With any luck, for the first few years, your team is slow. This means your feeds will be well spaced-out, allotting a few minutes of rest between each feed. These are the golden years. Enjoy them. You are not rushing to each feed, you are only hoping your team will make the cut-off time.

But each year your team will gain speed and, in direct correlation, you will lose sleep. As the years pass, you reason that all you really need is 20 minutes of sleep to survive.

It usually happens at Alcona dam, just after daybreak. You will be so desperate and done at this point that you will knowingly risk the livelihood of your team as you recline your car seat ever so slightly.

You will set 5 alarms in the car for fear of oversleeping. You will ask another 5 feeders to come get you in 20 minutes. You will then close your eyes and have one pounding minute of deep, surreal, gorgeous sleep… before jerking awake at a moth landing on the windshield of a car two doors down. You will go into a full-blown panic before realizing you have 19 more minutes to sleep. You will repeat this 18 more times.

By year 10, well into your veteran years, you will realize it’s just easier to stay the hell awake.


You need no food.

You pack enough for dinner, breakfast and lunch, in that order. You also pack a late-night snack and a late-late-night snack. (You also count out enough drinks for a 15-hour stint in the car. But in the end, you will drink almost nothing. After one trip into the backwoods with Kleenex, you are determined to dehydrate for the rest of the event.)

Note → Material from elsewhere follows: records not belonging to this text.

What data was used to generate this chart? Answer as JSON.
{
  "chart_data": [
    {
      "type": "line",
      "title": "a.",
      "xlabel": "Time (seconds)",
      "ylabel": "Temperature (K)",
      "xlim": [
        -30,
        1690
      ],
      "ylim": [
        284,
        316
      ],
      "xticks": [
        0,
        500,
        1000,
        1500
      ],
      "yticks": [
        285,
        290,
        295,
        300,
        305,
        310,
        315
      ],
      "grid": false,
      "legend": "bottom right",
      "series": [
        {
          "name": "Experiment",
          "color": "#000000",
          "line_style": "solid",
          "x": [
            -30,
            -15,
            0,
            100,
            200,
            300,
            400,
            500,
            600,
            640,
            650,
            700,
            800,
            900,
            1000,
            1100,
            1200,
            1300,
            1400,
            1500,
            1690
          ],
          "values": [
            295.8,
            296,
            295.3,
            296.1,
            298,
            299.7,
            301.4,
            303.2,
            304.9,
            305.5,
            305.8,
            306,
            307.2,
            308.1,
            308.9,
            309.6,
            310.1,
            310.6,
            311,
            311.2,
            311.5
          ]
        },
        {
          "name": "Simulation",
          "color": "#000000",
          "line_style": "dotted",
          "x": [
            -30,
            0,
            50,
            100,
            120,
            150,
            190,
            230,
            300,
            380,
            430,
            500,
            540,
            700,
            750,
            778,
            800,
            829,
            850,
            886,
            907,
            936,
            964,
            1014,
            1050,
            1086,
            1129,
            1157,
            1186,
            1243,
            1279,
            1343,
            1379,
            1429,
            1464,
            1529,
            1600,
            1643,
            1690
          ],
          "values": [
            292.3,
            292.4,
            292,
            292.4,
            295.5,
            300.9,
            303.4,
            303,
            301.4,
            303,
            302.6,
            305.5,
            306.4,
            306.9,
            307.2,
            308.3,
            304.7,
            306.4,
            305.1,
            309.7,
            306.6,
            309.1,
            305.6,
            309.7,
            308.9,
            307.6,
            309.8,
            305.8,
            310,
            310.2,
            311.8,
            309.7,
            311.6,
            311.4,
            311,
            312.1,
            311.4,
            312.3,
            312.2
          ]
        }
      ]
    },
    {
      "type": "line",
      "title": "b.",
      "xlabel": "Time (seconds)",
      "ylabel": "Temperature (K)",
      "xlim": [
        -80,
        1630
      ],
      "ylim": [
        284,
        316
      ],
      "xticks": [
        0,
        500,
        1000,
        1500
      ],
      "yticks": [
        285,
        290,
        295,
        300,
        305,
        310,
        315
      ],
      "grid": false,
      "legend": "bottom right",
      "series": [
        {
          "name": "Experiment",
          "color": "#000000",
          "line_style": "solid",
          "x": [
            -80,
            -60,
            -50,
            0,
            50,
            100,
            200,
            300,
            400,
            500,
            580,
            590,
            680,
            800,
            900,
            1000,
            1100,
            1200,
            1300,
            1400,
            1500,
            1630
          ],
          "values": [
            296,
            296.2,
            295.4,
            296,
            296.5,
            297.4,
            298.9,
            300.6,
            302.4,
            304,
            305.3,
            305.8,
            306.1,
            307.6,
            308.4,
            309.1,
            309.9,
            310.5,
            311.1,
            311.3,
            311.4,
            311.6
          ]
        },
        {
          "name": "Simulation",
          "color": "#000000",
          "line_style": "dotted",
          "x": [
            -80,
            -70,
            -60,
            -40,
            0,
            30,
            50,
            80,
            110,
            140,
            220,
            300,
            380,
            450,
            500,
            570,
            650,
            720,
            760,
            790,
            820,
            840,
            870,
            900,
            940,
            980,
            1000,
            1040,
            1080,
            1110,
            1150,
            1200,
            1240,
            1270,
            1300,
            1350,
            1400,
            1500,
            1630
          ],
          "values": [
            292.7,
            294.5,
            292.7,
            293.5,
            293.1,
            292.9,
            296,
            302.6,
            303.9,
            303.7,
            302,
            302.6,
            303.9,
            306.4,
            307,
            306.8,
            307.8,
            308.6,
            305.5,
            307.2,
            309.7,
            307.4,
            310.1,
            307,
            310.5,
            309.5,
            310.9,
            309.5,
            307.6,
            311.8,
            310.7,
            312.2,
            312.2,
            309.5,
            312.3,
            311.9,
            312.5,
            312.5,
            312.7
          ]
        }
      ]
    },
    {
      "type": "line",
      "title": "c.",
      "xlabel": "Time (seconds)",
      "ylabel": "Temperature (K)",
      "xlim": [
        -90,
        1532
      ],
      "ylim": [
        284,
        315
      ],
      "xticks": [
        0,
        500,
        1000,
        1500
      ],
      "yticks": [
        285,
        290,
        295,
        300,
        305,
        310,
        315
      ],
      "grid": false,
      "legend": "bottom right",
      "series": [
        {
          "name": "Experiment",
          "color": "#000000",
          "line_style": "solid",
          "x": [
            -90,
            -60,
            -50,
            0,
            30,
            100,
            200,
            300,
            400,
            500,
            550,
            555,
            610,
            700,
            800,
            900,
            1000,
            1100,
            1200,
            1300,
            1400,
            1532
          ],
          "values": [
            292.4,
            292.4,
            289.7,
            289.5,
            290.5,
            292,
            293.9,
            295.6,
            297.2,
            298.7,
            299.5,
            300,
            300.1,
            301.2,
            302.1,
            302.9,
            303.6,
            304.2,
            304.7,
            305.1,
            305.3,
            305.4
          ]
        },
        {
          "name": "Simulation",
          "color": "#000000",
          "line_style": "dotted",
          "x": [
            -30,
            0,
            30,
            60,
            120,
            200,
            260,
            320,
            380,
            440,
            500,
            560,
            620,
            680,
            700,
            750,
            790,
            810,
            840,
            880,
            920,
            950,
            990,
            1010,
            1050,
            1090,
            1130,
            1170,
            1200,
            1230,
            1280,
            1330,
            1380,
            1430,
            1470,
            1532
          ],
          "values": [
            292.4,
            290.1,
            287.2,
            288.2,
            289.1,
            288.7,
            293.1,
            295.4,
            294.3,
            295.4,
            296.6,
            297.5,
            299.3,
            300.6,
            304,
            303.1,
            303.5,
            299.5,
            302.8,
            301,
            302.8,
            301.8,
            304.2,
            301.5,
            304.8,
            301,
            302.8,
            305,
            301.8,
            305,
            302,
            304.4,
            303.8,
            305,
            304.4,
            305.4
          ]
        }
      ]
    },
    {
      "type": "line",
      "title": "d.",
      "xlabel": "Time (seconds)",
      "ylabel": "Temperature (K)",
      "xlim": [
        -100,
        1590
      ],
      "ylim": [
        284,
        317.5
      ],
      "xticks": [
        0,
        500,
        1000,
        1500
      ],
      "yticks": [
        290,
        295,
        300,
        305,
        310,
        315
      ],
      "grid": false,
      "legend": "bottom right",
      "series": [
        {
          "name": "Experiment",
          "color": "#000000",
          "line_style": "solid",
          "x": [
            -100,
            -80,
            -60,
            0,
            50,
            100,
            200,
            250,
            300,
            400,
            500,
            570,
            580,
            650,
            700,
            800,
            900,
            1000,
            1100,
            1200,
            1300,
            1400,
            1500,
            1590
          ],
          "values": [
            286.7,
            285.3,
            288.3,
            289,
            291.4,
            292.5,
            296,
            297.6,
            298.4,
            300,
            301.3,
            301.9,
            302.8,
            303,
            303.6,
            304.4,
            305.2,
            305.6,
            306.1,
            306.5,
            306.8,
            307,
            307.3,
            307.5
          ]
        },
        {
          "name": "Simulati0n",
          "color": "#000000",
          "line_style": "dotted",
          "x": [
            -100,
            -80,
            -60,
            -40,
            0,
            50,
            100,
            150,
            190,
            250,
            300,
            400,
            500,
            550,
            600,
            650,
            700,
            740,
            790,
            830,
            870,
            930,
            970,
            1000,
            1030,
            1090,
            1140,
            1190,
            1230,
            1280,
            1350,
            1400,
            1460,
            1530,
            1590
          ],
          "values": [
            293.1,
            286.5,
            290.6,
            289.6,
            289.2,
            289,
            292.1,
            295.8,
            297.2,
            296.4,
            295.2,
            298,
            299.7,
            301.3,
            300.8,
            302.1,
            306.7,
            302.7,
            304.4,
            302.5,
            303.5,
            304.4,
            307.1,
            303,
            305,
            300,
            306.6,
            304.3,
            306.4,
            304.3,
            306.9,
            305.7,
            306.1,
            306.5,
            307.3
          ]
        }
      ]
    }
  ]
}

At first you try to eat. You want to be in tip-top shape for the job at hand. But as the night wears on, you realize you have no appetite (robbed at each feed when things teeter between going very right and very wrong at every second). By 3 in the morning, you reason that you would never eat at 3 in the morning on a normal night, so why now? By 7 a.m., you force half a banana down. By 9 a.m., you realize you’re well on your way to the longest dieting stretch you’ve ever had. If you can tough it out another 6 hours, you’ve got the makings of a scale-detectable weight loss. Your appetite disappears altogether.

When your team finishes, it’s about 2 p.m. on Sunday. You come out of your stupor and realize the sun is shining, you’re starving and you would kill a man to sleep in his bed at that very instant.

But you hang on. It’s still another hour before the hotel check-in. You order a pizza. You sit in the parking lot of the hotel and you very, very slightly recline your seat. You wait for the pizza man. One more feed to go. Like a true lifer, you will not rest until the last job is done.